Pizzo-Lyall quietly stood by Trudeau at the podium, as he spoke to the local and national media plus the New York Times and German television about the Liberals’ plan to fight against climate change and protect the environment.
“We’ll conserve even more of our land and water. We’ll help home retrofit their homes. We’ll build an economic ecosystem that drives clean tech innovation. We’ll ensure that all indigenous communities are off diesel and instead powered by clean affordable energy like hydro by the year 2030. We’ll hit net zero emissions by the year 2050,” promised Trudeau.
When asked to elaborate on how he plans to get indigenous communities off diesel, he offered no further information.
Similarly, when Nunavut News asked how many homes the Liberal government would promise to build in Nunavut over the next four years, the Liberal leader responded vaguely.

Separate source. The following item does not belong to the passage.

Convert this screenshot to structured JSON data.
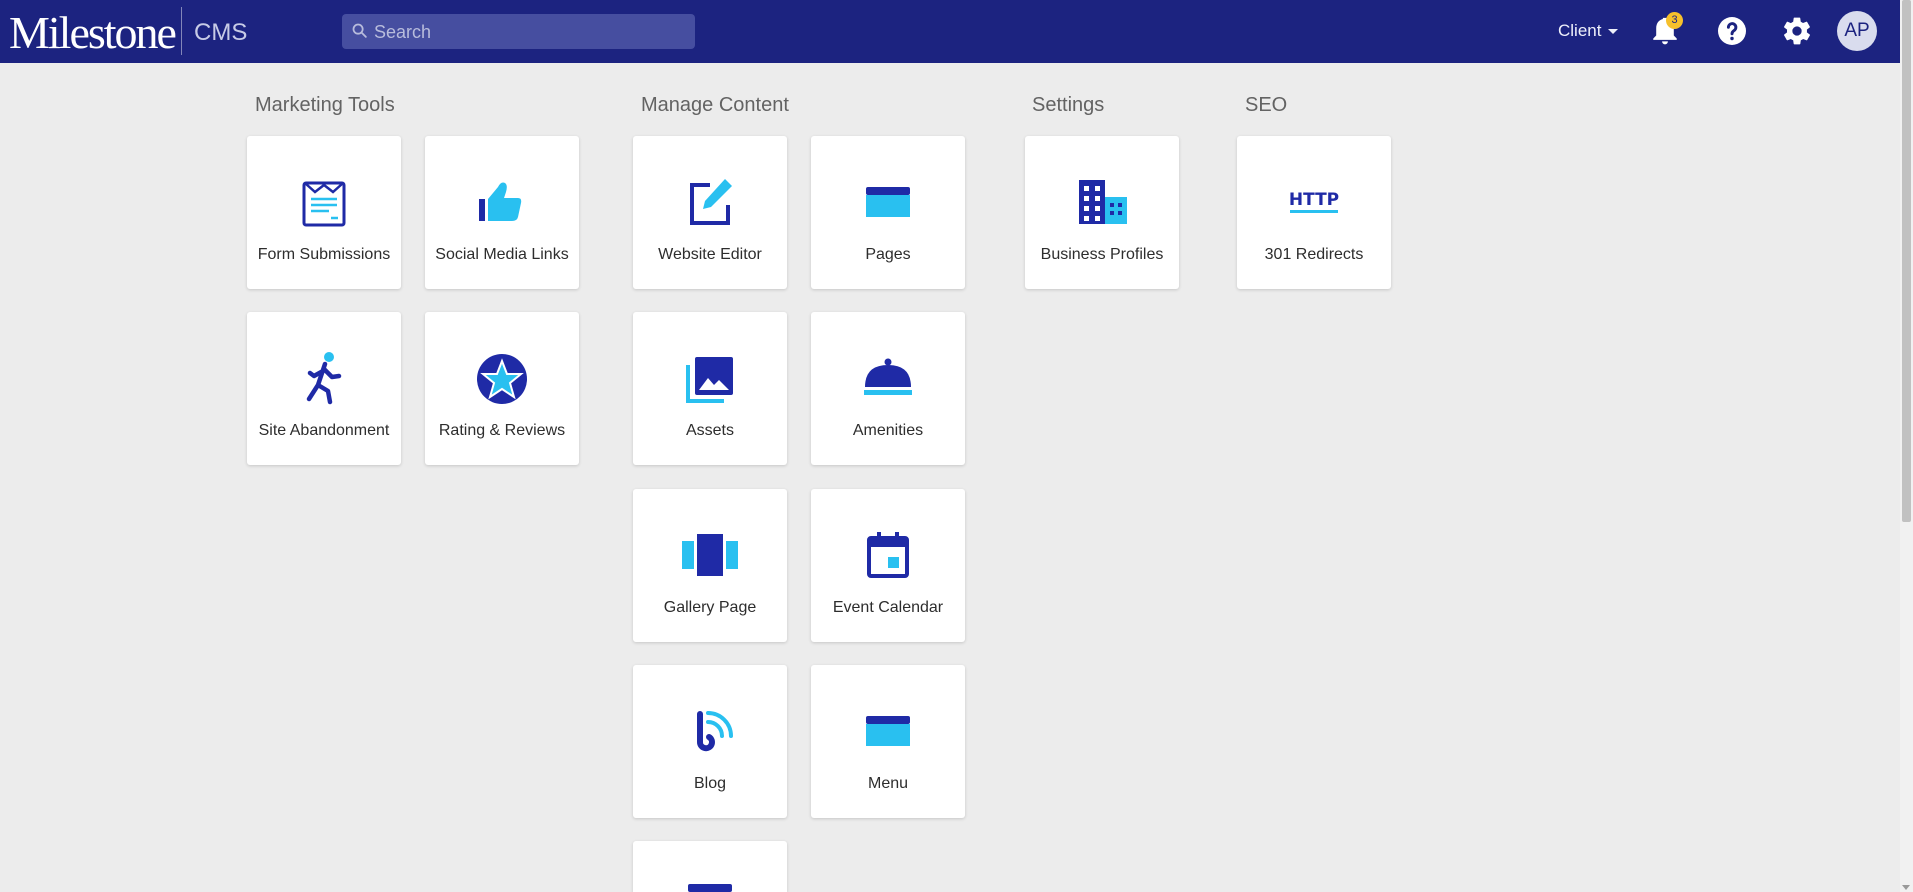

“We put forward a national housing strategy that is focused on building affordable infrastructure right across the country but it’s obviously not a cookie cutter model that will be the same everywhere,” stated Trudeau.
He assured the Liberal party’s plan to meet the needs of Nunavut communities is “significant” and “ambitious.”
Several times, Trudeau made an effort to suggest unlike the Liberals, the Conservatives do not have a real plan to fight against climate change and to protect the environment.
Trudeau stated, “Conservatives have promised to rip up the only serious plan to fight climate change that Canada has ever had.”
The lone Nunavut seat in the House of Commons was held by Conservative Leona Aglukkaq from 2008 to 2015. She’s trying to reclaim her seat against a slate of candidates that include Pizzo-Lyall, the NDP’s Mumilaaq Qaqqaq, and the Green Party’s Douglas Roy.
The current MP, Hunter Tootoo, who won as a Liberal in 2015 before leaving the party in 2016 to sit as an independent, is not seeking re-election.
Trudeau promised, if re-elected, to work in close partnership with Indigenous peoples and hopes to take the burden off the shoulders of future generations by addressing climate change.
Following the 30-minute press conference, Trudeau, his children and Pizzo-Lyall were driven to the Elders’ Qammaq in downtown Iqaluit. Trudeau walked around the cozy Qammaq introducing himself, his children and his candidate to elders as media took photos. There were about 20 elders, who all seemed very happy to meet the prime minister.
After the brief 10-minute visit, Trudeau went to chat and take photos with the public, who had been patiently waiting outside the Qammaq. There was a small crowd of 50-100 people consisting mainly of students and Liberal supporters. The atmosphere was energetic as many individuals were excited to meet and take photos with Trudeau.
After the event, the Liberal leader immediately departed to the airport for his next campaign stop, Toronto.
Megan was later interviewed by local media only. In response to how the Liberals plan to get North indigenous communities off diesel, Megan replied, “Well it is not going to be easy. It’s an ambitious plan but we are going to work towards that in the next 4 years.”